Though the Communist Party of Vietnam officially promotes atheism, it has usually leaned in favor of Buddhism, as Buddhism is associated with the long and deep history of Vietnam. Also, there have rarely been disputes between Buddhists and the Government; the Communist Government also sees Buddhism as a symbol of Vietnamese patriotism. Buddhist festivals are officially promoted by the Government and restrictions are few, in contrast to its Christian, Muslim and other religious counterparts.

Recently, the Communist regime in Vietnam allowed major Buddhist figures to enter the country. Thích Nhất Hạnh, an influential Buddhist figure revered both in Vietnam and worldwide, is among these. In order to distance itself from the fellow communist neighbor China, the Government of Vietnam allows the publishing of books and stories of 14th Dalai Lama, who has a personal friendship with Thích Nhất Hạnh and were commonly critical of the Chinese regime after the 2008 Tibetan unrest, which was seen as an attempt to antagonize the Chinese Government and China as a whole, as Beijing still considers the Dalai Lama to be a terrorist.

Overseas

After the fall of South Vietnam to the Communist North in 1975 at the end of the Vietnam War, the first major Buddhist community appeared in North America. Since this time, the North American Vietnamese Buddhist community has grown to some 160 temples and centers. Proselytizing is not a priority.

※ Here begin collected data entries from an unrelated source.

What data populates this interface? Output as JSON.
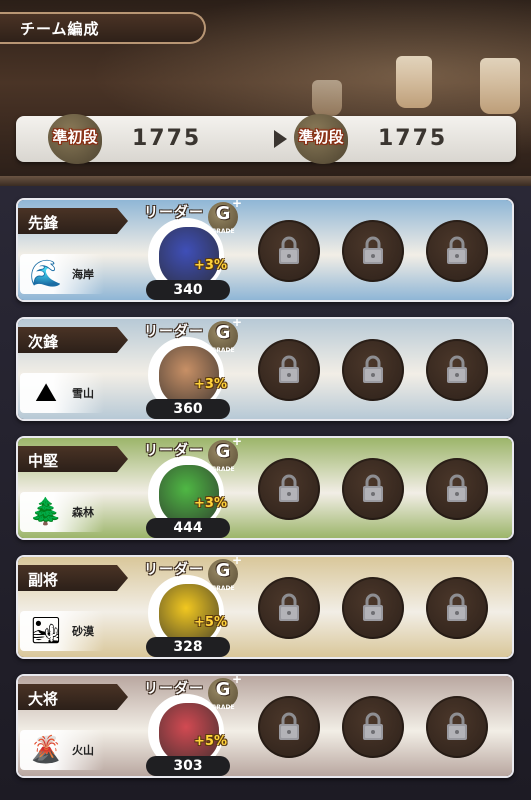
{
  "header": {
    "title": "チーム編成"
  },
  "rank": {
    "current": {
      "badge": "準初段",
      "value": "1775"
    },
    "next": {
      "badge": "準初段",
      "value": "1775"
    }
  },
  "leader_label": "リーダー",
  "grade": {
    "letter": "G",
    "plus": "+",
    "caption": "GRADE"
  },
  "slots": [
    {
      "position": "先鋒",
      "terrain": "海岸",
      "terrain_icon": "wave-icon",
      "bonus": "+3%",
      "power": "340",
      "scene_color": "#8fb6d6",
      "creature_color": "#3f4fb8"
    },
    {
      "position": "次鋒",
      "terrain": "雪山",
      "terrain_icon": "snow-mountain-icon",
      "bonus": "+3%",
      "power": "360",
      "scene_color": "#b7c9d6",
      "creature_color": "#c89066"
    },
    {
      "position": "中堅",
      "terrain": "森林",
      "terrain_icon": "forest-icon",
      "bonus": "+3%",
      "power": "444",
      "scene_color": "#9cb56a",
      "creature_color": "#4fb844"
    },
    {
      "position": "副将",
      "terrain": "砂漠",
      "terrain_icon": "desert-icon",
      "bonus": "+5%",
      "power": "328",
      "scene_color": "#d9c79a",
      "creature_color": "#f2c820"
    },
    {
      "position": "大将",
      "terrain": "火山",
      "terrain_icon": "volcano-icon",
      "bonus": "+5%",
      "power": "303",
      "scene_color": "#b9a7a0",
      "creature_color": "#d24a52"
    }
  ]
}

The most famous practitioner of synchronized Vietnamese Thiền in the West is Thích Nhất Hạnh, who has authored dozens of books and founded the Plum Village Monastery in France together with his colleague, bhikṣuṇī and Zen Master Chân Không. According to Nguyen and Barber, Thích Nhất Hạnh's fame in the Western world as a proponent of engaged Buddhism and a new Thiền style has "no affinity with or any foundation in traditional Vietnamese Buddhist practices", and according to Alexander Soucy (2007), his style of Zen Buddhism is not reflective of actual Vietnamese Buddhism. These claims are contradicted by Elise Anne DeVido, who examined the life and legacy of Thích Nhất Hạnh and how we can understand his teachings in terms of its Vietnamese origins. Thích Nhất Hạnh also often recounts about his early Thiền practices in Vietnam in his Dharma talks, saying that he continued and developed this practice in the West, which has a distinctive Vietnamese Thiền flavor.

Thích Nhất Hạnh's Buddhist teachings have started to return to Vietnam, where the Buddhist landscape is now being shaped by the combined Vietnamese and Westernized Buddhism that is focused more on the meditative practices.

Practice

Followers in Vietnam practice differing traditions without any problem or sense of contradiction. Few Vietnamese Buddhists would identify themselves as a particular kind of Buddhism, as a Christian might identify themself by a denomination, for example. Although Vietnamese Buddhism does not have a strong centralized structure, the practice is similar throughout the country at almost any temple.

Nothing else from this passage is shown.